Subiektywnie dwójki dla mnie nie przeskoczyli, płyta nie jest tak frykcyjna jak poprzednie, ale to przecież tylko kwestia gustu – nie znaczy to, że trzecia odsłona Death Denied mi się nie podoba. Dzieje się tu naprawdę bardzo dużo dobrego – na tyle, że z dwie płyty i EPkę można by tym dobrodziejstwem obdzielić… ale brakło miejsca dla duszy („Nocturnal” ją nadrabia ale dopiero na same grande finale). Through Waters, Through Flames (2022) warto, ba trzeba posłuchać. To bezdyskusyjnie już światowy poziom (choć czy to dziś jeszcze cokolwiek znaczy?) ileż to księżycówki musiało upłynąć – morza całe, aby zespół znalazł się (mam nadzieję), w przełomowym momencie kariery.
Na koniec pozwolę sobie na małe proroctwo. Wieszczę, że z tak nowoczesnym podejściem do southernu i otwartymi głowami, rychło Południe wstanie z kolan! Niech mnie kule biją, jeśli tak się nie stanie.
Aaa i mam wielmożną nadzieję, że posłucham tego cholerstwa na żywca tej jesieni w Katowicach.
Ignacy J. Krzemiński
* Ale to w sumie nie problem bo kto broni słuchać dwóch poprzednich krążków? Można zapętlić sobie „Branded” a zespół niech dalej kroczy swoimi ścieżkami. Prawda jest taka, że pod kątem rozwoju Death Denied wbił kolejny bieg.

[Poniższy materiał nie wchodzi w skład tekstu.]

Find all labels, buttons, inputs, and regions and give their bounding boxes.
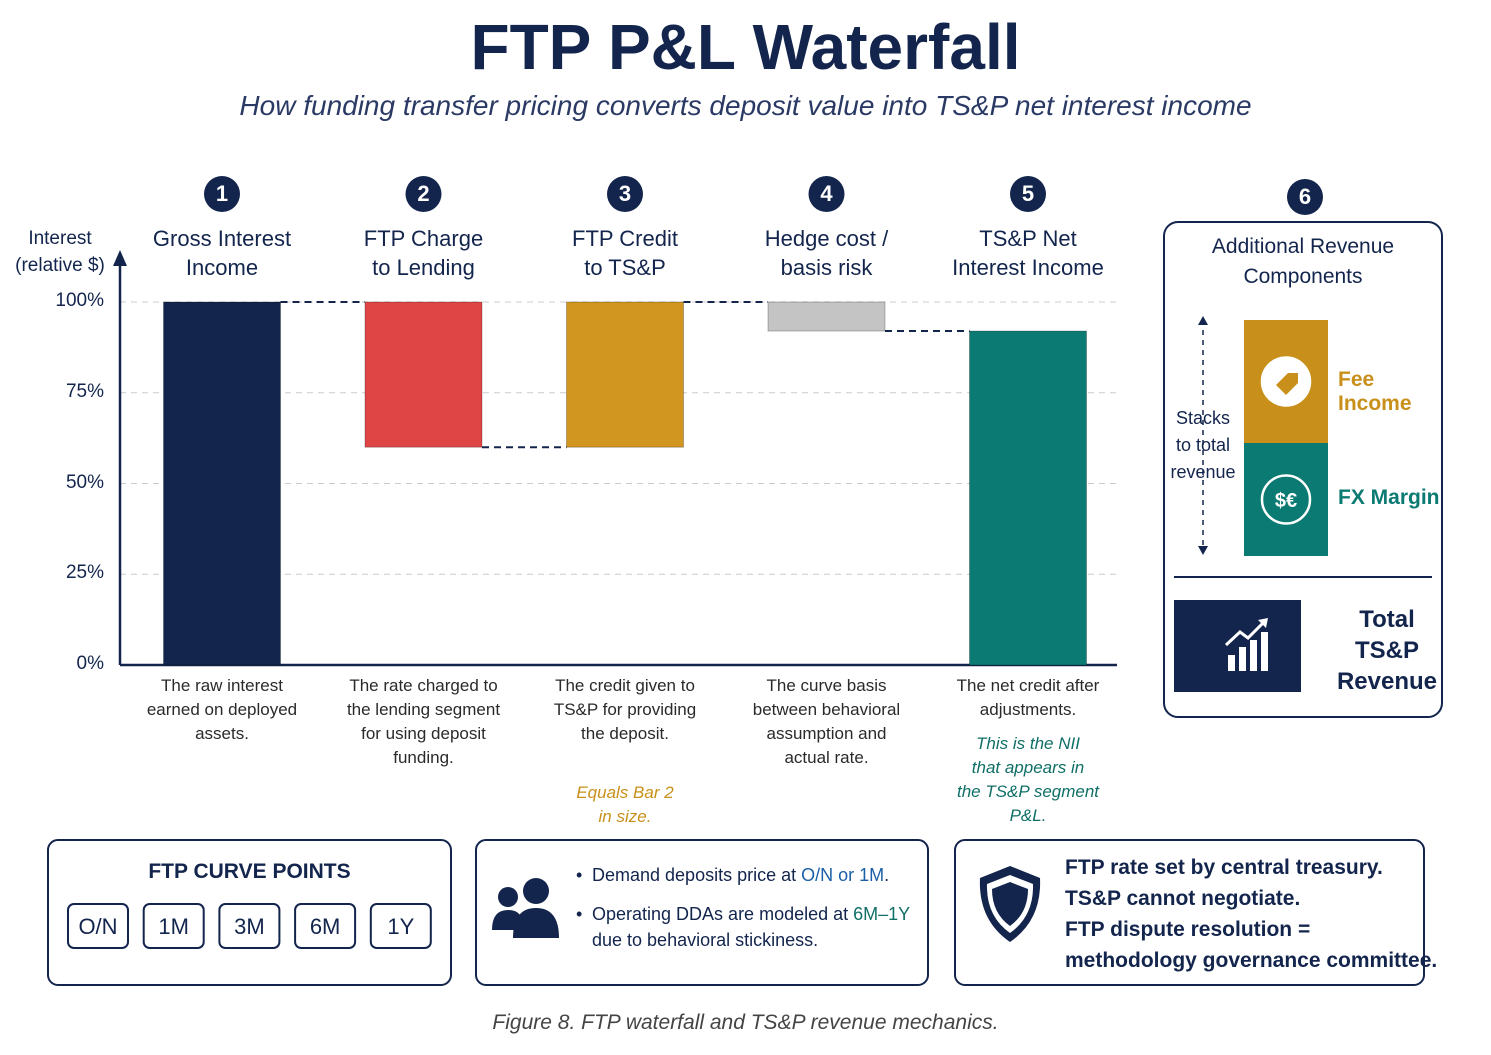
caption: Figure 8. FTP waterfall and TS&P revenue…: [492, 1011, 999, 1034]
step-circle: [204, 176, 240, 212]
highlight: 6M–1Y: [853, 904, 911, 924]
y-tick-label: 100%: [55, 290, 104, 311]
y-tick-label: 50%: [65, 471, 104, 493]
step-number: 5: [1021, 181, 1035, 206]
bar: [969, 330, 1087, 666]
category-label: FTP Charge to Lending: [363, 226, 484, 280]
side-panel-title: Additional Revenue Components: [1211, 235, 1395, 288]
governance-line: TS&P cannot negotiate.: [1065, 887, 1301, 910]
bar-description: The credit given to TS&P for providing t…: [553, 676, 697, 743]
title: FTP P&L Waterfall: [470, 11, 1021, 83]
y-tick-label: 75%: [65, 380, 104, 402]
stack-item-label: Fee Income: [1338, 367, 1412, 415]
y-tick-label: 25%: [65, 562, 104, 584]
category-label: Hedge cost / basis risk: [764, 226, 889, 280]
curve-point: 6M: [309, 914, 341, 939]
governance-line: FTP rate set by central treasury.: [1065, 856, 1383, 879]
curve-panel-title: FTP CURVE POINTS: [148, 860, 351, 883]
stack-segment: [1244, 443, 1328, 556]
total-label: Total TS&P Revenue: [1336, 606, 1438, 695]
y-tick-label: 0%: [76, 653, 104, 674]
curve-point-chip: [369, 903, 432, 949]
stack-item-label: FX Margin: [1338, 485, 1440, 509]
side-panel-box: [1163, 221, 1443, 718]
curve-panel-box: [47, 839, 452, 986]
governance-text: FTP rate set by central treasury. TS&P ca…: [1065, 852, 1437, 976]
curve-point: 1M: [158, 914, 189, 939]
step-number: 4: [820, 181, 833, 206]
shield-icon: [979, 866, 1041, 942]
bullet-text: .: [884, 865, 890, 885]
category-label: Gross Interest Income: [152, 226, 292, 280]
step-number: 1: [215, 181, 229, 206]
bullet-text: Demand deposits price at: [592, 865, 802, 885]
tag-icon: [1276, 373, 1298, 395]
curve-point-chip: [142, 903, 205, 949]
y-axis-label: Interest (relative $): [15, 228, 105, 276]
bullet-text: due to behavioral stickiness.: [592, 930, 819, 950]
step-circle: [607, 176, 643, 212]
step-number: 2: [417, 181, 430, 206]
governance-line: FTP dispute resolution =: [1065, 918, 1311, 941]
step-circle: [1010, 176, 1046, 212]
step-number: 6: [1298, 184, 1312, 209]
category-label: TS&P Net Interest Income: [952, 226, 1104, 280]
curve-point-chip: [67, 903, 129, 949]
y-axis-arrow: [113, 250, 127, 266]
bar: [767, 301, 886, 332]
subtitle: How funding transfer pricing converts de…: [239, 90, 1252, 121]
bullet: • Demand deposits price at O/N or 1M.: [576, 862, 921, 888]
bar-description: The curve basis between behavioral assum…: [752, 676, 901, 767]
bar: [163, 301, 281, 666]
deposit-panel-box: [475, 839, 929, 986]
curve-point: O/N: [78, 914, 118, 939]
curve-point-chip: [294, 903, 357, 949]
bar-note: Equals Bar 2 in size.: [576, 783, 674, 826]
stack-label: Stacks to total revenue: [1170, 408, 1236, 482]
growth-icon: [1224, 618, 1268, 671]
step-circle: [1287, 179, 1323, 215]
bar: [566, 301, 684, 448]
currency-icon: $€: [1275, 490, 1297, 512]
highlight: O/N or 1M: [801, 865, 885, 885]
icon-circle: [1260, 474, 1312, 525]
curve-point: 3M: [234, 914, 265, 939]
bar-note: This is the NII that appears in the TS&P…: [956, 734, 1100, 825]
curve-point: 1Y: [387, 914, 415, 939]
bullet-list: • Demand deposits price at O/N or 1M. • Ope…: [576, 862, 921, 966]
curve-point-chip: [218, 903, 281, 949]
total-box: [1174, 600, 1301, 692]
bullet-dot: •: [576, 865, 583, 885]
governance-line: methodology governance committee.: [1065, 949, 1438, 972]
governance-panel-box: [954, 839, 1425, 986]
step-number: 3: [618, 181, 632, 206]
bullet-text: Operating DDAs are modeled at: [592, 904, 854, 924]
step-circle: [808, 176, 845, 212]
bullet: • Operating DDAs are modeled at 6M–1Y due…: [576, 901, 921, 953]
bar: [364, 301, 483, 448]
step-circle: [405, 176, 442, 212]
bullet-dot: •: [576, 904, 583, 924]
bar-description: The raw interest earned on deployed asse…: [146, 676, 298, 743]
people-icon: [492, 878, 559, 938]
category-label: FTP Credit to TS&P: [572, 226, 678, 280]
bar-description: The net credit after adjustments.: [956, 676, 1100, 719]
bar-description: The rate charged to the lending segment …: [346, 676, 501, 767]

Konfrontując dotychczasowy dorobek łódzki zespół aż tak bardzo nie zmienił się przez te lata. Jak już tak z rozrzewnieniem wspominam drugi album, to przypomnijmy sobie choćby taki „Atlas” – z perspektywy czasu, to jest wypisz wymaluj drogowskaz prowadzący do ostatniej płyty.